Tuesday, January 25, 2011

Model Pendidikan Keaksaraan: Pembelajaran Individual Berbasis Rekrutmen Sekuensial

Sampai saat ini program pendidikan keaksaraan masih digayuti berbagai persoalan sebagai akibat pelaksanaannya di lapangan menggunakan top-down approach, pendekatan struktural. Artinya, program berpusat pada pemerintah, terutama dalam hal regulasi penyelenggaraan, pengaturan anggaran, dan ketentuan batasan waktu penyelenggaraannya. Selain itu, hal penting yang memengaruhi kualitas hasil belajar yang rendah adalah pendekatan pembelajaran konvensional, yaitu pembelajaran yang masih berpusat pada teacher, tidak mengakomodasi perbedaan karakteristik dan kompetensi keaksaraan yang ada pada learners.

Penyelenggaraan program seperti tersebut di atas cenderung menghasilkan output yang secara kuantitatif tinggi, tetapi sekedar memenuhi target administratif. Pada akhir penyelenggaraan dan pembelajaran warga belajar hanya mendapatkan sertifikat sebagai tanda bukti telah mengikuti program pendidikan keaksaraan yang rendah kualitasnya, bersifat mekanis, dan lebih mementingkan aspek politis, misalnya memercepat deklarasi melek aksara. Penyelenggaraan program kurang memerhatikan aspek lain yang bersifat teknis, seperti pembelajaran yang memadukan substansi keaksaraan dan kecakapan hidup, serta pertimbangan mengenai pemanfaatan hasil pembelajaran bagi warga belajar di dalam kehidupan sehari-hari.

Kelemahan penyelenggaraan dengan top-down approach lainnya adalah pola pembelajaran teacher-centered yang tidak mengakomodasi perbedaan yang terdapat pada tiap individu/ warga belajar, yaitu: 1) kemampuan keaksaraan awal; 2) motivasi belajar; 3) kebutuhan belajar; 4) bakat yang dapat dikembangkan; 5) potensi yang dapat diberdayakan; 6) peluang yang dapat dimanfaatkan; 7) tingkat ekonomi; dan 8. usia warga belajar. Selain itu, warga belajar dengan kemampuan dasar akademis yang berbeda tidak seharusnya diperlakukan dengan mekanisme yang sama.

Perubahan situasi kondisi pada saat ini berdampak pada jumlah sasaran didik menjadi semakin sedikit, karena faktor mortalitas dan meningkatnya kemampuan pe-merintah dalam memberikan layanan program pendidikan keaksaraan. Sebaran sisa sasaran yang tidak merata menjadi permasalahan baru dalam penyelenggaraan pro-gram pendidikan keaksaraan yang bersifat top-down approach yang memerlukan penanganan secara khusus.

Fakta penting lainnya yang terkait dengan penyelenggaraan program pendi-dikan keaksaraan secara konvensional adalah hasil belajar yang belum berpengaruh pada kehidupan warga belajar pasca-pembelajaran keaksaraan.

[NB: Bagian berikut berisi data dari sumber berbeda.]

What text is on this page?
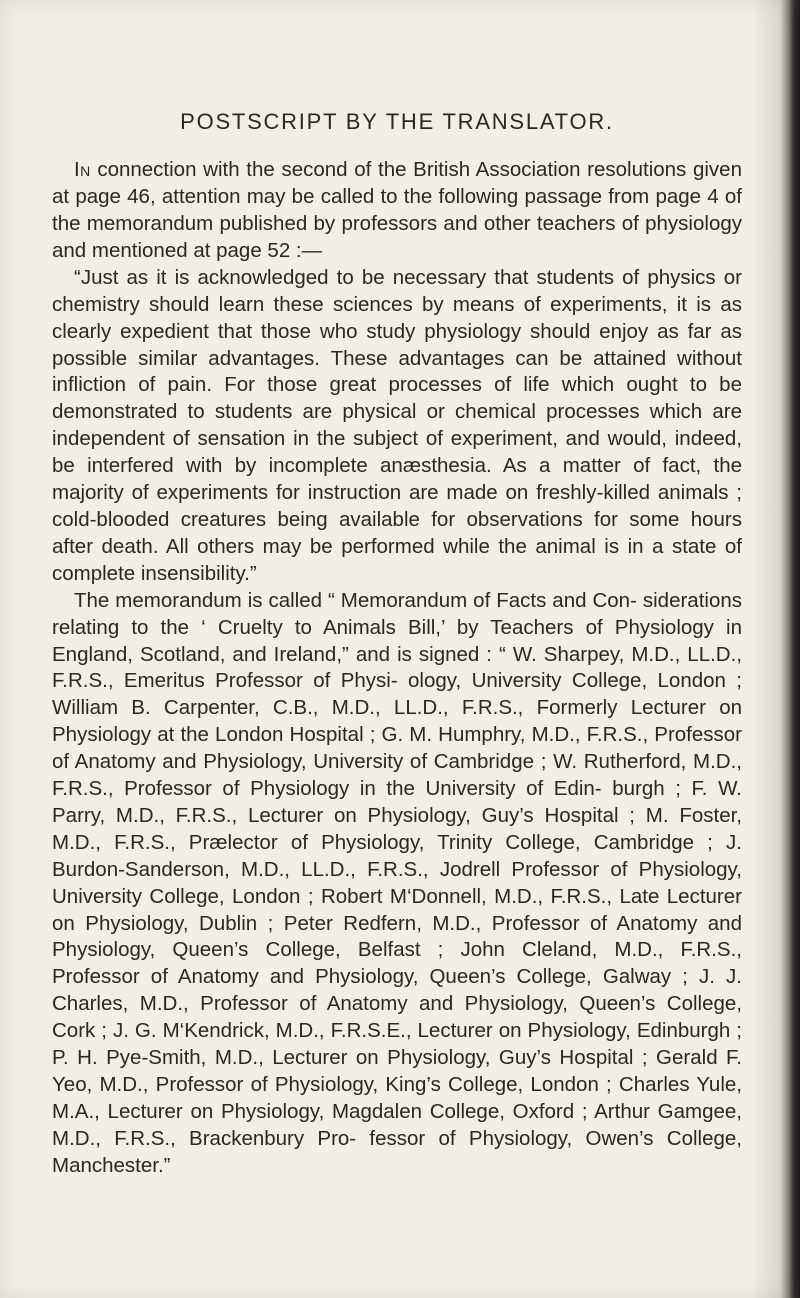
POSTSCRIPT BY THE TRANSLATOR.

In connection with the second of the British Association resolutions given at page 46, attention may be called to the following passage from page 4 of the memorandum published by professors and other teachers of physiology and mentioned at page 52 :—

“Just as it is acknowledged to be necessary that students of physics or chemistry should learn these sciences by means of experiments, it is as clearly expedient that those who study physiology should enjoy as far as possible similar advantages. These advantages can be attained without infliction of pain. For those great processes of life which ought to be demonstrated to students are physical or chemical processes which are independent of sensation in the subject of experiment, and would, indeed, be interfered with by incomplete anæsthesia. As a matter of fact, the majority of experiments for instruction are made on freshly-killed animals ; cold-blooded creatures being available for observations for some hours after death. All others may be performed while the animal is in a state of complete insensibility.”

The memorandum is called “ Memorandum of Facts and Con- siderations relating to the ‘ Cruelty to Animals Bill,’ by Teachers of Physiology in England, Scotland, and Ireland,” and is signed : “ W. Sharpey, M.D., LL.D., F.R.S., Emeritus Professor of Physi- ology, University College, London ; William B. Carpenter, C.B., M.D., LL.D., F.R.S., Formerly Lecturer on Physiology at the London Hospital ; G. M. Humphry, M.D., F.R.S., Professor of Anatomy and Physiology, University of Cambridge ; W. Rutherford, M.D., F.R.S., Professor of Physiology in the University of Edin- burgh ; F. W. Parry, M.D., F.R.S., Lecturer on Physiology, Guy’s Hospital ; M. Foster, M.D., F.R.S., Prælector of Physiology, Trinity College, Cambridge ; J. Burdon-Sanderson, M.D., LL.D., F.R.S., Jodrell Professor of Physiology, University College, London ; Robert M‘Donnell, M.D., F.R.S., Late Lecturer on Physiology, Dublin ; Peter Redfern, M.D., Professor of Anatomy and Physiology, Queen’s College, Belfast ; John Cleland, M.D., F.R.S., Professor of Anatomy and Physiology, Queen’s College, Galway ; J. J. Charles, M.D., Professor of Anatomy and Physiology, Queen’s College, Cork ; J. G. M‘Kendrick, M.D., F.R.S.E., Lecturer on Physiology, Edinburgh ; P. H. Pye-Smith, M.D., Lecturer on Physiology, Guy’s Hospital ; Gerald F. Yeo, M.D., Professor of Physiology, King’s College, London ; Charles Yule, M.A., Lecturer on Physiology, Magdalen College, Oxford ; Arthur Gamgee, M.D., F.R.S., Brackenbury Pro- fessor of Physiology, Owen’s College, Manchester.”
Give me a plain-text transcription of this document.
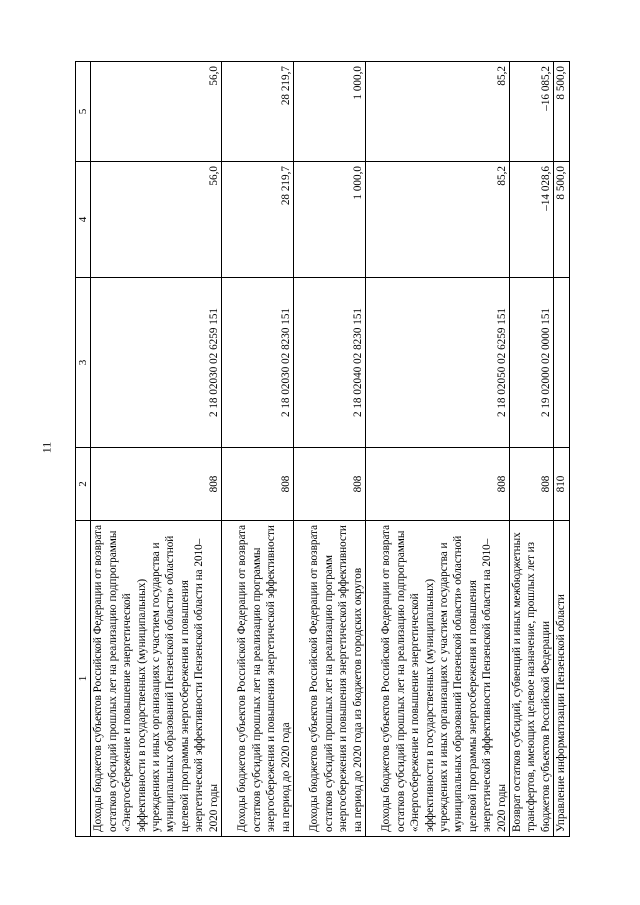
11
1	2	3	4	5
Доходы бюджетов субъектов Российской Федерации от возврата остатков субсидий прошлых лет на реализацию подпрограммы «Энергосбережение и повышение энергетической эффективности в государственных (муниципальных) учреждениях и иных организациях с участием государства и муниципальных образований Пензенской области» областной целевой программы энергосбережения и повышения энергетической эффективности Пензенской области на 2010–2020 годы	808	2 18 02030 02 6259 151	56,0	56,0
Доходы бюджетов субъектов Российской Федерации от возврата остатков субсидий прошлых лет на реализацию программы энергосбережения и повышения энергетической эффективности на период до 2020 года	808	2 18 02030 02 8230 151	28 219,7	28 219,7
Доходы бюджетов субъектов Российской Федерации от возврата остатков субсидий прошлых лет на реализацию программ энергосбережения и повышения энергетической эффективности на период до 2020 года из бюджетов городских округов	808	2 18 02040 02 8230 151	1 000,0	1 000,0
Доходы бюджетов субъектов Российской Федерации от возврата остатков субсидий прошлых лет на реализацию подпрограммы «Энергосбережение и повышение энергетической эффективности в государственных (муниципальных) учреждениях и иных организациях с участием государства и муниципальных образований Пензенской области» областной целевой программы энергосбережения и повышения энергетической эффективности Пензенской области на 2010–2020 годы	808	2 18 02050 02 6259 151	85,2	85,2
Возврат остатков субсидий, субвенций и иных межбюджетных трансфертов, имеющих целевое назначение, прошлых лет из бюджетов субъектов Российской Федерации	808	2 19 02000 02 0000 151	–14 028,6	–16 085,2
Управление информатизации Пензенской области	810		8 500,0	8 500,0
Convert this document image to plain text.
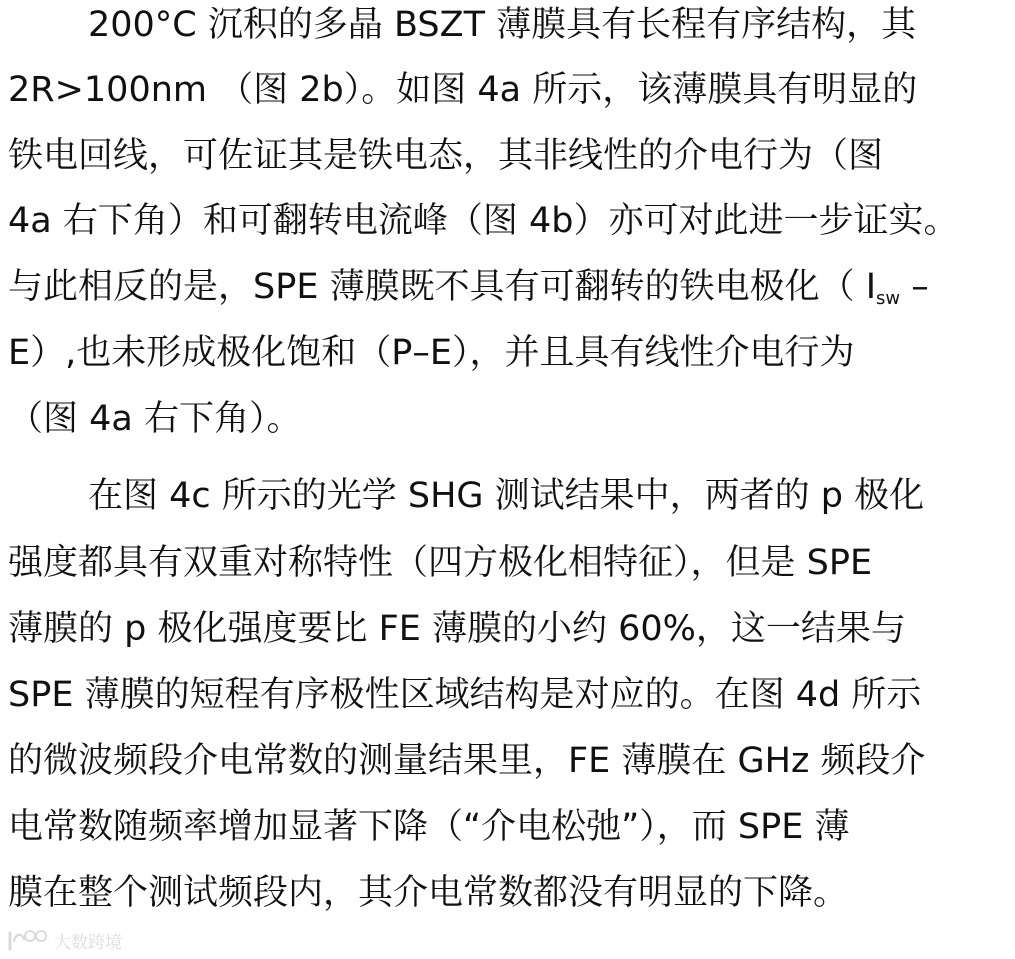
200°C 沉积的多晶 BSZT 薄膜具有长程有序结构，其
2R>100nm （图 2b）。如图 4a 所示，该薄膜具有明显的
铁电回线，可佐证其是铁电态，其非线性的介电行为（图
4a 右下角）和可翻转电流峰（图 4b）亦可对此进一步证实。
与此相反的是，SPE 薄膜既不具有可翻转的铁电极化（ Isw –
E）,也未形成极化饱和（P–E），并且具有线性介电行为
（图 4a 右下角）。
在图 4c 所示的光学 SHG 测试结果中，两者的 p 极化
强度都具有双重对称特性（四方极化相特征），但是 SPE
薄膜的 p 极化强度要比 FE 薄膜的小约 60%，这一结果与
SPE 薄膜的短程有序极性区域结构是对应的。在图 4d 所示
的微波频段介电常数的测量结果里，FE 薄膜在 GHz 频段介
电常数随频率增加显著下降（“介电松弛”），而 SPE 薄
膜在整个测试频段内，其介电常数都没有明显的下降。
大数跨境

Hal ini terbukti belum adanya peningkatan ekonomi pendapatan dan taraf kehidupan dalam kehidupan sehari-hari warga belajar walaupun mereka telah selesai mengikuti pembelajaran dan mendapatkan sertifikat keaksaraan. Seharusnya, keberaksaraan sebagai hasil pem-belajaran tetap ditempatkan sebagai tujuan antara, bukan tujuan akhir program, sedangkan tujuan utamanya adalah keberdayaan masyarakat di dalam kehidupan memanfaatkan keberaksaraan yang dikuasainya.

Berdasar pada fakta-fakta sebagaimana tersebut di atas, Pusat Pengem-bangan Pendidikan Nonformal dan Informal (P2PNFI) Regional 2 Semarang pada tahun 2009 mengembangkan model pendidikan keaksaraan yang meliputi rekrutmen pembelajaran sampai dengan aplikasi hasil belajarnya di dalam kehidupan sehari-hari. Model ini dimaksudkan bukan semata-mata menemukembangkan inovasi pada pem-belajarannya, tetapi juga pada berbagai komponen lain yang ada di dalamnya. Pengembangan model ini diharapkan dapat menjadi salah satu alternatif pilihan untuk mengatasi kebutuhan penyelenggaraan dan pembelajaran program pendidikan keaksaraan yang efektif dan efisien dari sisi kuantitas dan kualitas.